The court noted that the Defendants resided in another state and the Plaintiffs had attempted to serve them by certified mail.  

The case arose out of a motor vehicle accident that occurred in July of 2016. 

The certified mail return receipt for one (1) Defendant was signed by a person with a different first name and with no last name listed.  The receipts contained no indication that the person who signed the receipt was a person authorized to accept service on behalf of that Defendant. The court noted similar problems with the attempt at service by certified mail upon the other Defendant, again emphasizing there was no indication that the person who signed the receipt was authorized to accept service on behalf of that separate Defendant.

The Defendants eventually filed Preliminary Objections in March of 2019, asserting that serve had not been completed properly.   The court noted that the Plaintiff did eventually make personal service on the Defendants on April 8, 2019. 

The court granted the Preliminary Objections, emphasizing that the certified receipts were signed by an unknown person and that the receipts were unclear as to whether this person, in any event, was an authorized agent capable of accepting service on behalf of either Defendant.  As such, the Plaintiffs were found to have failed in their burden of showing that either of the Defendants or any authorized agents of the Defendants had signed the return receipt.  

Suit was filed a few days before the expiration of the statute of limitations.

Judge Arthur L. Zulick
Monroe Co.
Judge Zulick noted that a Pennsylvania case law on the issue of proper service indicated that compliance with the service rules were generally enforced in a strict fashion, although a few cases did allow for a more flexible approach, particularly where there was evidence that the Defendant had actual notice of the pending lawsuit.   

Judge Zulick distinguished the case before him from those flexible view cases by noting that there was nothing in the records to indicate that the Defendants in this matter had actual notice of  the lawsuit.  

As such, the court concluded that the Plaintiffs had failed to satisfy the good faith element of attempted service.  As noted, the Defendant’s Preliminary Objections were granted and the case dismissed.  

Anyone wishing to review a copy of this decision may click this LINK.

Source: “Digest of Recent Opinions.”  Pennsylvania Law Weekly (August 6, 2019). 

In another decision issued on the same date the companion case of Pacheco v.
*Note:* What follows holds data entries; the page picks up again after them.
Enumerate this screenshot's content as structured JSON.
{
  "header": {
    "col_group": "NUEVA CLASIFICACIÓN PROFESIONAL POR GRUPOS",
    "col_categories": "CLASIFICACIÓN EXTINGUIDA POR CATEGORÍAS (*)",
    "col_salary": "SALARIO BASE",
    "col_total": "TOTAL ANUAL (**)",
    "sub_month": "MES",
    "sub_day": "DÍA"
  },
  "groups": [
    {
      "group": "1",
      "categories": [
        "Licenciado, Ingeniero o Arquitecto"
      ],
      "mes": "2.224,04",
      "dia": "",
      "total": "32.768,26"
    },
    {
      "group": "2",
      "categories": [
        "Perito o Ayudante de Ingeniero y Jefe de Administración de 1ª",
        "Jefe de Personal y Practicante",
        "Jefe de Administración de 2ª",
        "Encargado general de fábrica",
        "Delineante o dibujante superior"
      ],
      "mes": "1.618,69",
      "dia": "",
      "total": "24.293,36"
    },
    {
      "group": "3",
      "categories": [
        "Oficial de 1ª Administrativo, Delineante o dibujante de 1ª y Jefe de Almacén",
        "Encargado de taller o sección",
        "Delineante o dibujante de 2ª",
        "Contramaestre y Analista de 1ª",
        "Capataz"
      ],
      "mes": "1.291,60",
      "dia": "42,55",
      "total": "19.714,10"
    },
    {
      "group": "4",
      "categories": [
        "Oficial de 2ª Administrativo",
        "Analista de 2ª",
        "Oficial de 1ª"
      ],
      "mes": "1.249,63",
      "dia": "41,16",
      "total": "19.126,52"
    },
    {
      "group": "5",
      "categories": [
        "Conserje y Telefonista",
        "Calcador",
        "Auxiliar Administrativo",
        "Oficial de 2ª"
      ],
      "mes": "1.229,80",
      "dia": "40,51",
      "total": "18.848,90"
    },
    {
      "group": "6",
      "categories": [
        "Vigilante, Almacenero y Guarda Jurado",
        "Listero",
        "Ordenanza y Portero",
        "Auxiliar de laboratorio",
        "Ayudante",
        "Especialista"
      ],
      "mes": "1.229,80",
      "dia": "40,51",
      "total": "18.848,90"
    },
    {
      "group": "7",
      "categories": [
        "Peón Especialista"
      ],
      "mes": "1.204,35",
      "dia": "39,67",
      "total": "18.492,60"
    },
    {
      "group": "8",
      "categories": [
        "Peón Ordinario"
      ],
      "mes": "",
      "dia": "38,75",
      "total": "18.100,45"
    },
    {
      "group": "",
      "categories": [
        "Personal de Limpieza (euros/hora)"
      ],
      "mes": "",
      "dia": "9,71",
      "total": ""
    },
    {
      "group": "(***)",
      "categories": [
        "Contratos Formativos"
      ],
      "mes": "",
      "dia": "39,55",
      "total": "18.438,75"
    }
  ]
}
Moore, et al., No. 5475 CV 2018 (C.P. Monroe Co. July 1, 2019 Zulick, J.), Judge Zulick came to a similar result.

The case of Pacheco v. Moore involved a motor vehicle accident that occurred on July 24, 2016. 
The Plaintiff filed Complaint July 20, 2018 and attempted to serve two out-of-state defendants on August 8, 2018 via certified mail. 

The Plaintiff never filed any affidavit of service with respect to either Defendant. 

The out-of-state Defendants filed Preliminary Objections on March 20, 2019 based on improper service. 

In response to the Preliminary Objections, the Plaintiff filed two identical USPS proofs of delivery dated August 8, 2018.  The signatures on both proofs of delivery were identical and illegible. 
Moreover, the tracking receipts for these proofs of delivery merely stated that the Complaints were “left with an individual.”

The Court sustained the Preliminary Objections and held that the return receipts submitted by Plaintiff did not comply with Pa.R.C.P. 405(b) which requires a return of service to include the identity of the person served and any other necessary facts for the Court to determine whether proper service has been made. 

Judge Zulick also applied an analysis under Lamp v. Heyman to conclude that Plaintiff’s course of conduct did not demonstrate a good faith attempt at service of process within the prescribed statute of limitations and and that Plaintiff’s neglect had stalled the progress of the action against the out-of-state Defendants.

Anyone wishing to review a copy of this decision may click this LINK

I send thanks to Attorney Jason A. Statler of the Lemoyne, PA law firm of Johnson, Duffie, Stewart & Weidner for bringing this Pacheco v. Moore decision to my attention.